Some people in Arizona who are waiting for a green card might wonder how divorce will affect their eligibility for one. For example, one woman, a U.S. citizen from the Philippines, had a 25-year-old unmarried son for whom she filed an immigrant petition in 2005. The son married in 2010.
A U.S. citizen’s unmarried adult child is classified as “First Preference”. If the adult child marries, the status is changed to “Third Preference”, which is for an adult child married to a U.S. citizen. There is a much longer wait time for someone classified as “Third Preference” compared to “First Preference”. As of May 2019, “First Preference” petitions from on or before May 15, 2007, were being processed. For “Third Preference” petitions, it was from October 8, 1996.
Since the mother applied in 2005, the son would be returned to “First Preference” status and would be immediately eligible as a green card applicant when his divorce was final as opposed to waiting approximately nine more years. It is necessary to present a valid divorce decree to get this change in preference.

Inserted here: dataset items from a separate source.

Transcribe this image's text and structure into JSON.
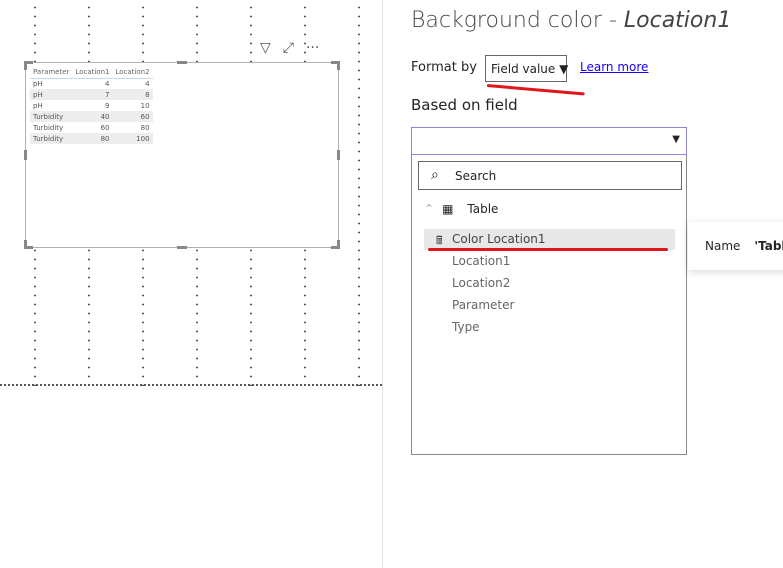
{
  "visual": {
    "toolbar": {
      "filter_icon": "filter-icon",
      "focus_icon": "focus-mode-icon",
      "more_icon": "more-options-icon"
    },
    "table": {
      "headers": [
        "Parameter",
        "Location1",
        "Location2"
      ],
      "rows": [
        [
          "pH",
          "4",
          "4"
        ],
        [
          "pH",
          "7",
          "8"
        ],
        [
          "pH",
          "9",
          "10"
        ],
        [
          "Turbidity",
          "40",
          "60"
        ],
        [
          "Turbidity",
          "60",
          "80"
        ],
        [
          "Turbidity",
          "80",
          "100"
        ]
      ]
    }
  },
  "panel": {
    "title": "Background color - ",
    "title_field": "Location1",
    "format_by_label": "Format by",
    "format_by_value": "Field value",
    "learn_more": "Learn more",
    "based_on_label": "Based on field",
    "based_on_value": "",
    "search_placeholder": "Search",
    "table_name": "Table",
    "fields": [
      "Color Location1",
      "Location1",
      "Location2",
      "Parameter",
      "Type"
    ]
  },
  "tooltip": {
    "label": "Name",
    "value": "'Table'"
  },
  "colors": {
    "annotation": "#e0161b",
    "link": "#1b00ff"
  }
}
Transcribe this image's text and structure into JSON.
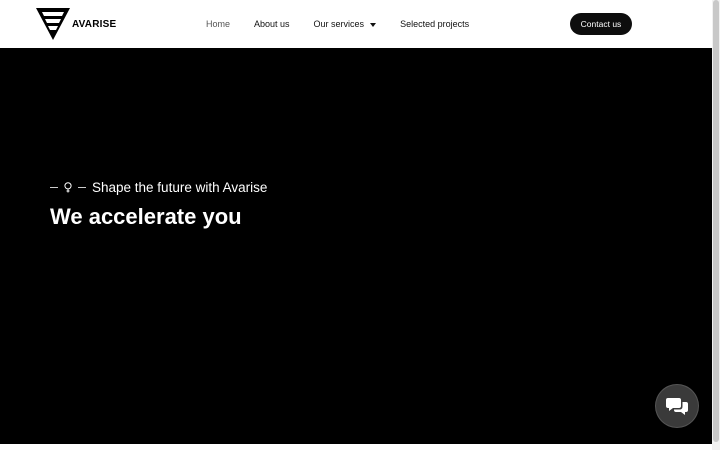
{
  "brand": {
    "name": "AVARISE"
  },
  "nav": {
    "items": [
      {
        "label": "Home",
        "active": true
      },
      {
        "label": "About us"
      },
      {
        "label": "Our services",
        "has_dropdown": true
      },
      {
        "label": "Selected projects"
      }
    ],
    "cta_label": "Contact us"
  },
  "hero": {
    "tagline": "Shape the future with Avarise",
    "headline": "We accelerate you"
  },
  "icons": {
    "logo": "avarise-logo-icon",
    "tagline": "lightbulb-icon",
    "chat": "chat-bubbles-icon",
    "dropdown": "caret-down-icon"
  },
  "colors": {
    "hero_background": "#000000",
    "header_background": "#ffffff",
    "cta_background": "#0d0d0d",
    "chat_button": "#3a3a3a",
    "text_light": "#ffffff",
    "nav_active": "#555555"
  }
}
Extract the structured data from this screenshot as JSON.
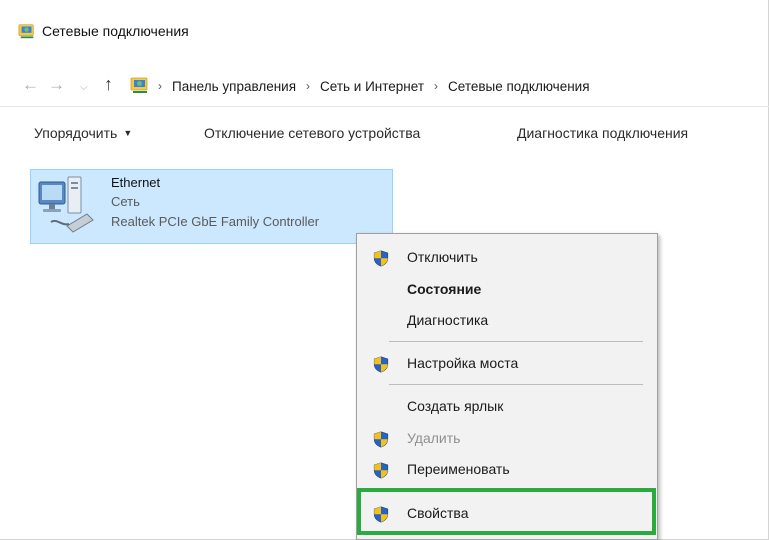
{
  "window": {
    "title": "Сетевые подключения"
  },
  "address": {
    "crumbs": [
      "Панель управления",
      "Сеть и Интернет",
      "Сетевые подключения"
    ],
    "separator": "›"
  },
  "toolbar": {
    "sort_label": "Упорядочить",
    "disconnect_label": "Отключение сетевого устройства",
    "diagnose_label": "Диагностика подключения"
  },
  "connection": {
    "name": "Ethernet",
    "network": "Сеть",
    "adapter": "Realtek PCIe GbE Family Controller",
    "icon": "network-adapter-icon"
  },
  "context_menu": {
    "items": [
      {
        "label": "Отключить",
        "icon": "uac-shield-icon"
      },
      {
        "label": "Состояние",
        "bold": true
      },
      {
        "label": "Диагностика"
      },
      {
        "label": "Настройка моста",
        "icon": "uac-shield-icon"
      },
      {
        "label": "Создать ярлык"
      },
      {
        "label": "Удалить",
        "icon": "uac-shield-icon",
        "disabled": true
      },
      {
        "label": "Переименовать",
        "icon": "uac-shield-icon"
      },
      {
        "label": "Свойства",
        "icon": "uac-shield-icon",
        "highlighted": true
      }
    ]
  },
  "colors": {
    "selection_bg": "#cce8ff",
    "selection_border": "#99d1ff",
    "highlight_frame": "#2aaa3f",
    "menu_bg": "#f2f2f2"
  }
}
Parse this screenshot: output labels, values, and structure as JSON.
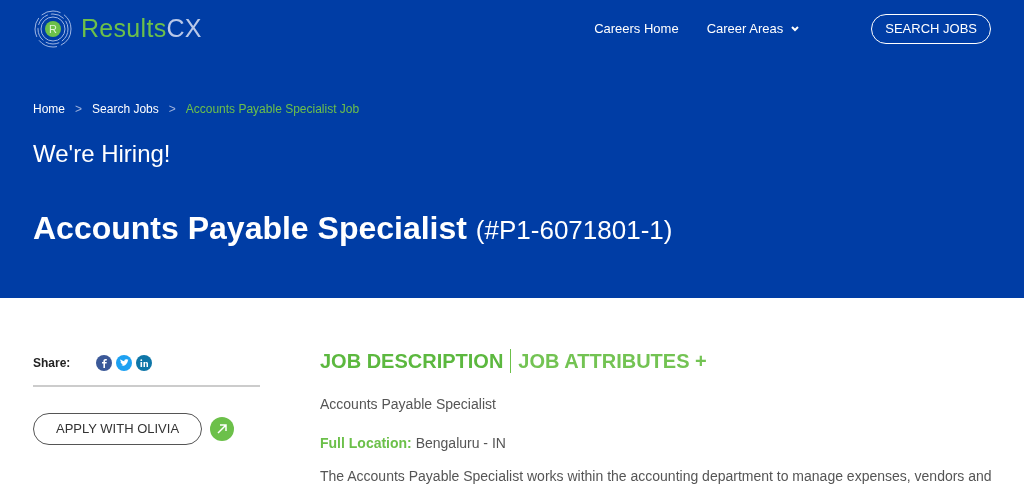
{
  "logo": {
    "text_main": "Results",
    "text_accent": "CX",
    "badge": "R"
  },
  "nav": {
    "links": [
      {
        "label": "Careers Home",
        "dropdown": false
      },
      {
        "label": "Career Areas",
        "dropdown": true
      }
    ],
    "search_button": "SEARCH JOBS"
  },
  "breadcrumb": [
    {
      "label": "Home",
      "current": false
    },
    {
      "label": "Search Jobs",
      "current": false
    },
    {
      "label": "Accounts Payable Specialist Job",
      "current": true
    }
  ],
  "breadcrumb_separator": ">",
  "hero": {
    "kicker": "We're Hiring!",
    "title": "Accounts Payable Specialist",
    "job_id": "(#P1-6071801-1)"
  },
  "share": {
    "label": "Share:",
    "networks": [
      {
        "kind": "facebook",
        "color": "#3b5998"
      },
      {
        "kind": "twitter",
        "color": "#1da1f2"
      },
      {
        "kind": "linkedin",
        "color": "#0e76a8"
      }
    ]
  },
  "apply_button": "APPLY WITH OLIVIA",
  "tabs": [
    {
      "label": "JOB DESCRIPTION",
      "selected": true
    },
    {
      "label": "JOB ATTRIBUTES +",
      "selected": false
    }
  ],
  "description": {
    "job_title": "Accounts Payable Specialist",
    "location_label": "Full Location:",
    "location_value": "Bengaluru - IN",
    "intro": "The Accounts Payable Specialist works within the accounting department to manage expenses, vendors and"
  }
}
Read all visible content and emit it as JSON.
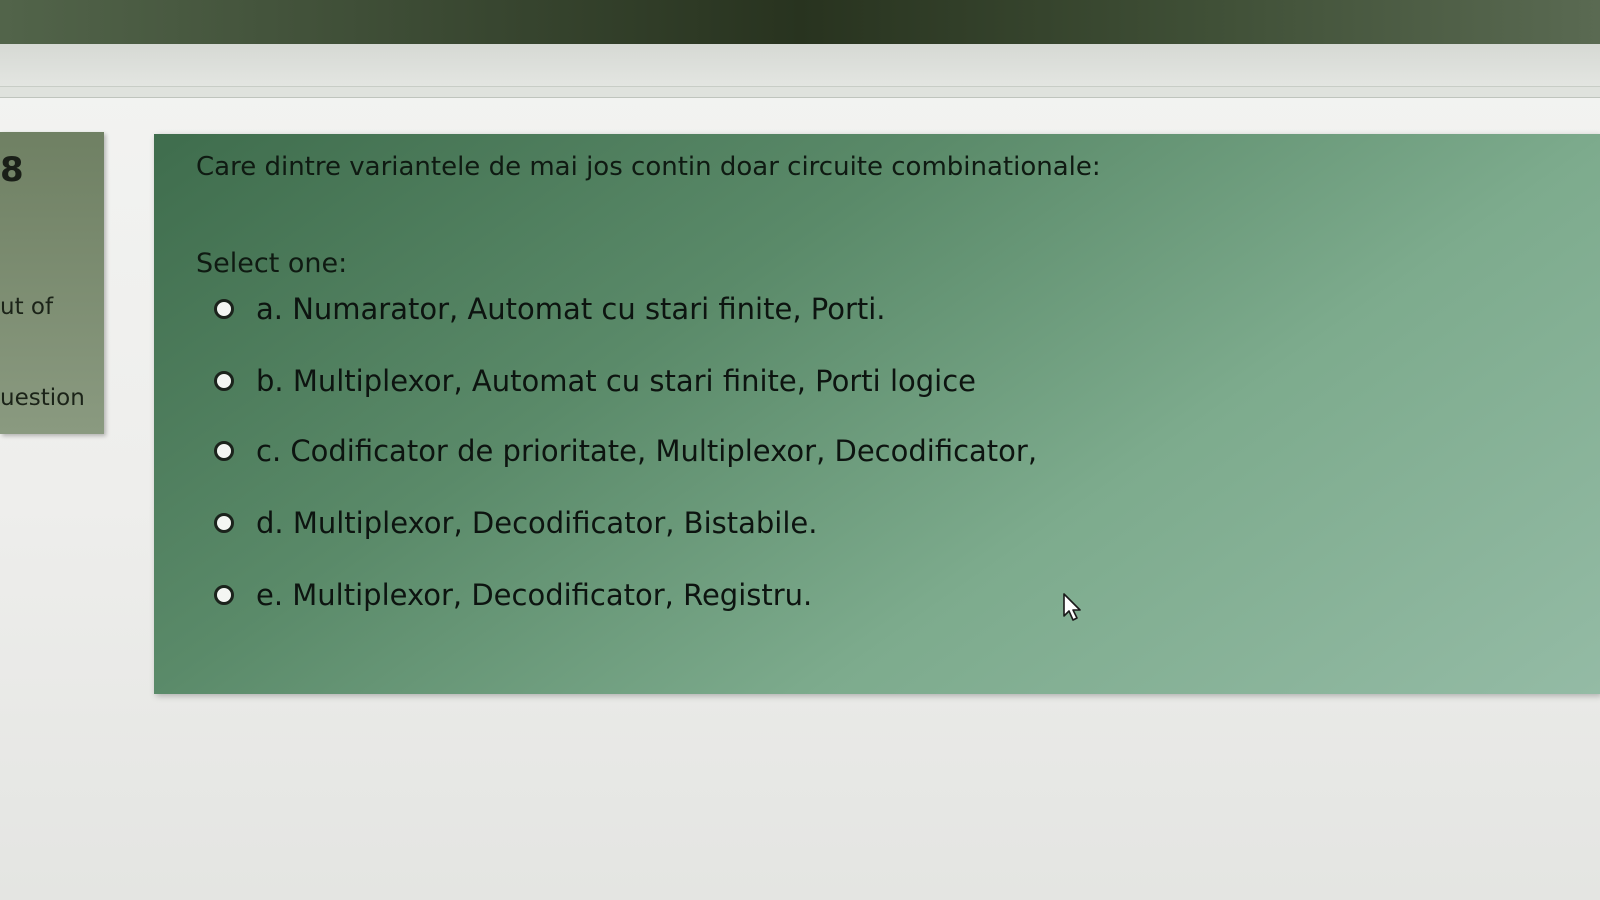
{
  "sidebar": {
    "question_number": "8",
    "line1": "ut of",
    "line2": "uestion"
  },
  "question": {
    "text": "Care dintre variantele de mai jos contin doar circuite combinationale:",
    "prompt": "Select one:",
    "options": [
      {
        "label": "a. Numarator, Automat cu stari finite, Porti."
      },
      {
        "label": "b. Multiplexor, Automat cu stari finite, Porti logice"
      },
      {
        "label": "c. Codificator de prioritate, Multiplexor, Decodificator,"
      },
      {
        "label": "d. Multiplexor, Decodificator, Bistabile."
      },
      {
        "label": "e. Multiplexor, Decodificator, Registru."
      }
    ]
  }
}
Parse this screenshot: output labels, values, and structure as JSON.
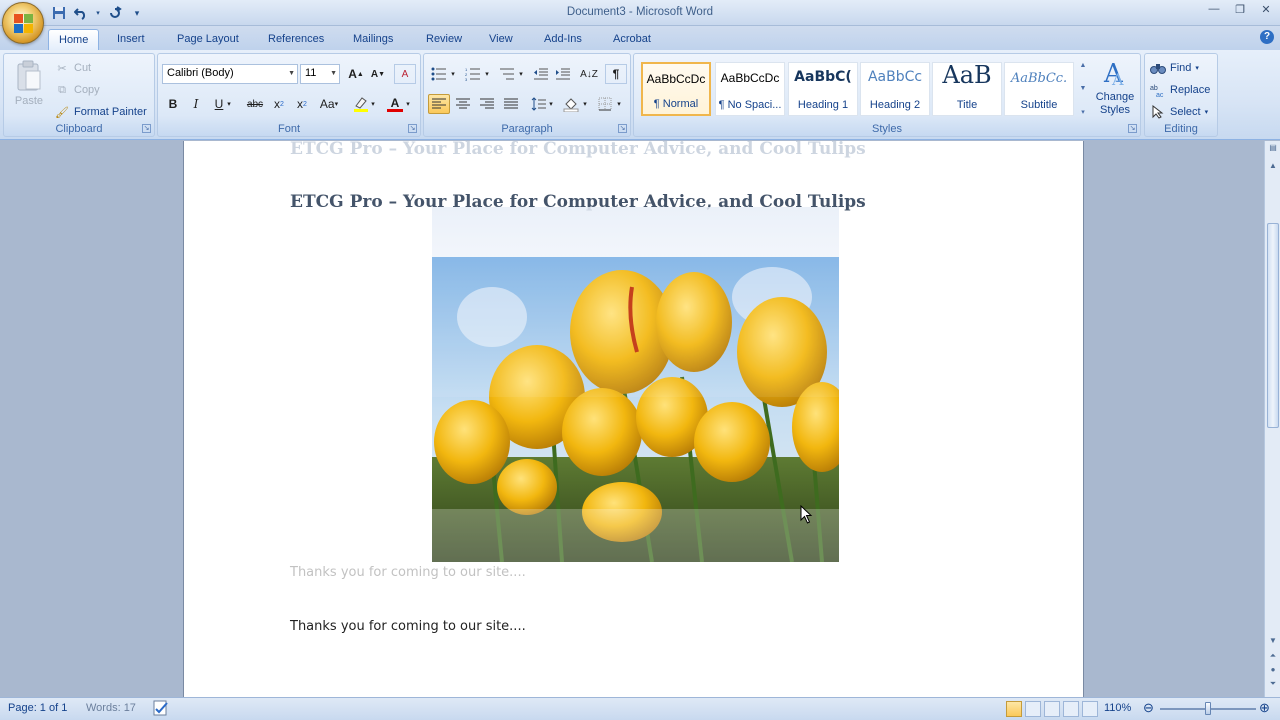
{
  "window": {
    "title": "Document3 - Microsoft Word"
  },
  "quick_access": {
    "icons": [
      "save-icon",
      "undo-icon",
      "redo-icon",
      "customize-icon"
    ]
  },
  "tabs": [
    "Home",
    "Insert",
    "Page Layout",
    "References",
    "Mailings",
    "Review",
    "View",
    "Add-Ins",
    "Acrobat"
  ],
  "ribbon": {
    "clipboard": {
      "label": "Clipboard",
      "paste": "Paste",
      "cut": "Cut",
      "copy": "Copy",
      "format_painter": "Format Painter"
    },
    "font": {
      "label": "Font",
      "family": "Calibri (Body)",
      "size": "11"
    },
    "paragraph": {
      "label": "Paragraph"
    },
    "styles": {
      "label": "Styles",
      "items": [
        {
          "sample": "AaBbCcDc",
          "name": "¶ Normal"
        },
        {
          "sample": "AaBbCcDc",
          "name": "¶ No Spaci..."
        },
        {
          "sample": "AaBbC(",
          "name": "Heading 1"
        },
        {
          "sample": "AaBbCc",
          "name": "Heading 2"
        },
        {
          "sample": "AaB",
          "name": "Title"
        },
        {
          "sample": "AaBbCc.",
          "name": "Subtitle"
        }
      ],
      "change_styles": "Change Styles"
    },
    "editing": {
      "label": "Editing",
      "find": "Find",
      "replace": "Replace",
      "select": "Select"
    }
  },
  "document": {
    "heading_ghost": "ETCG Pro – Your Place for Computer Advice, and Cool Tulips",
    "heading": "ETCG Pro – Your Place for Computer Advice, and Cool Tulips",
    "body_ghost": "Thanks you for coming to our site....",
    "body": "Thanks you for coming to our site...."
  },
  "status": {
    "page": "Page: 1 of 1",
    "words": "Words: 17",
    "zoom": "110%"
  }
}
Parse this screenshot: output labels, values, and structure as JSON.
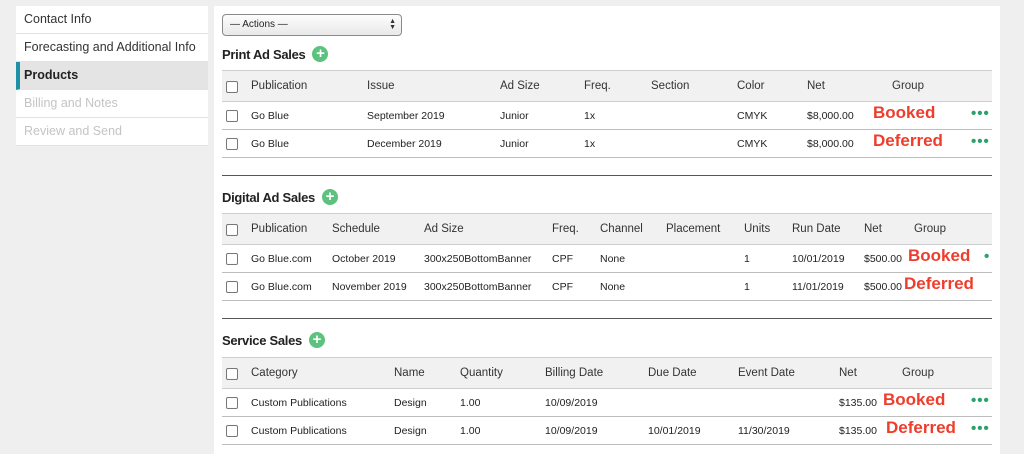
{
  "sidebar": {
    "items": [
      {
        "label": "Contact Info"
      },
      {
        "label": "Forecasting and Additional Info"
      },
      {
        "label": "Products"
      },
      {
        "label": "Billing and Notes"
      },
      {
        "label": "Review and Send"
      }
    ]
  },
  "actions": {
    "label": "— Actions —"
  },
  "print": {
    "title": "Print Ad Sales",
    "headers": [
      "Publication",
      "Issue",
      "Ad Size",
      "Freq.",
      "Section",
      "Color",
      "Net",
      "Group"
    ],
    "rows": [
      {
        "publication": "Go Blue",
        "issue": "September 2019",
        "ad_size": "Junior",
        "freq": "1x",
        "section": "",
        "color": "CMYK",
        "net": "$8,000.00",
        "group": "Booked"
      },
      {
        "publication": "Go Blue",
        "issue": "December 2019",
        "ad_size": "Junior",
        "freq": "1x",
        "section": "",
        "color": "CMYK",
        "net": "$8,000.00",
        "group": "Deferred"
      }
    ]
  },
  "digital": {
    "title": "Digital Ad Sales",
    "headers": [
      "Publication",
      "Schedule",
      "Ad Size",
      "Freq.",
      "Channel",
      "Placement",
      "Units",
      "Run Date",
      "Net",
      "Group"
    ],
    "rows": [
      {
        "publication": "Go Blue.com",
        "schedule": "October 2019",
        "ad_size": "300x250BottomBanner",
        "freq": "CPF",
        "channel": "None",
        "placement": "",
        "units": "1",
        "run_date": "10/01/2019",
        "net": "$500.00",
        "group": "Booked"
      },
      {
        "publication": "Go Blue.com",
        "schedule": "November 2019",
        "ad_size": "300x250BottomBanner",
        "freq": "CPF",
        "channel": "None",
        "placement": "",
        "units": "1",
        "run_date": "11/01/2019",
        "net": "$500.00",
        "group": "Deferred"
      }
    ]
  },
  "service": {
    "title": "Service Sales",
    "headers": [
      "Category",
      "Name",
      "Quantity",
      "Billing Date",
      "Due Date",
      "Event Date",
      "Net",
      "Group"
    ],
    "rows": [
      {
        "category": "Custom Publications",
        "name": "Design",
        "quantity": "1.00",
        "billing_date": "10/09/2019",
        "due_date": "",
        "event_date": "",
        "net": "$135.00",
        "group": "Booked"
      },
      {
        "category": "Custom Publications",
        "name": "Design",
        "quantity": "1.00",
        "billing_date": "10/09/2019",
        "due_date": "10/01/2019",
        "event_date": "11/30/2019",
        "net": "$135.00",
        "group": "Deferred"
      }
    ]
  },
  "icons": {
    "add": "plus-circle-icon",
    "more": "more-dots-icon",
    "select_arrows": "up-down-arrows-icon"
  },
  "colors": {
    "accent": "#1e90a8",
    "add_button": "#5cc27e",
    "group_label": "#ee3d2c",
    "more_dots": "#2aa36a"
  }
}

U.S. immigration law is complex, and it is also undergoing a number of changes. This can make navigating the process daunting even with the assistance of friends or family members who have already gone through the same system. An attorney may be able to help whether a person is seeking asylum, trying to get a work-related visa, or hoping for permanent residency or citizenship. It is important to have the right documentation, fill out any forms correctly, and meet any deadlines, and an attorney may be able to assist. People who are in danger of deportation or whose loved ones are should not assume that the deportation is inevitable. An attorney may also be able to help in a deportation hearing.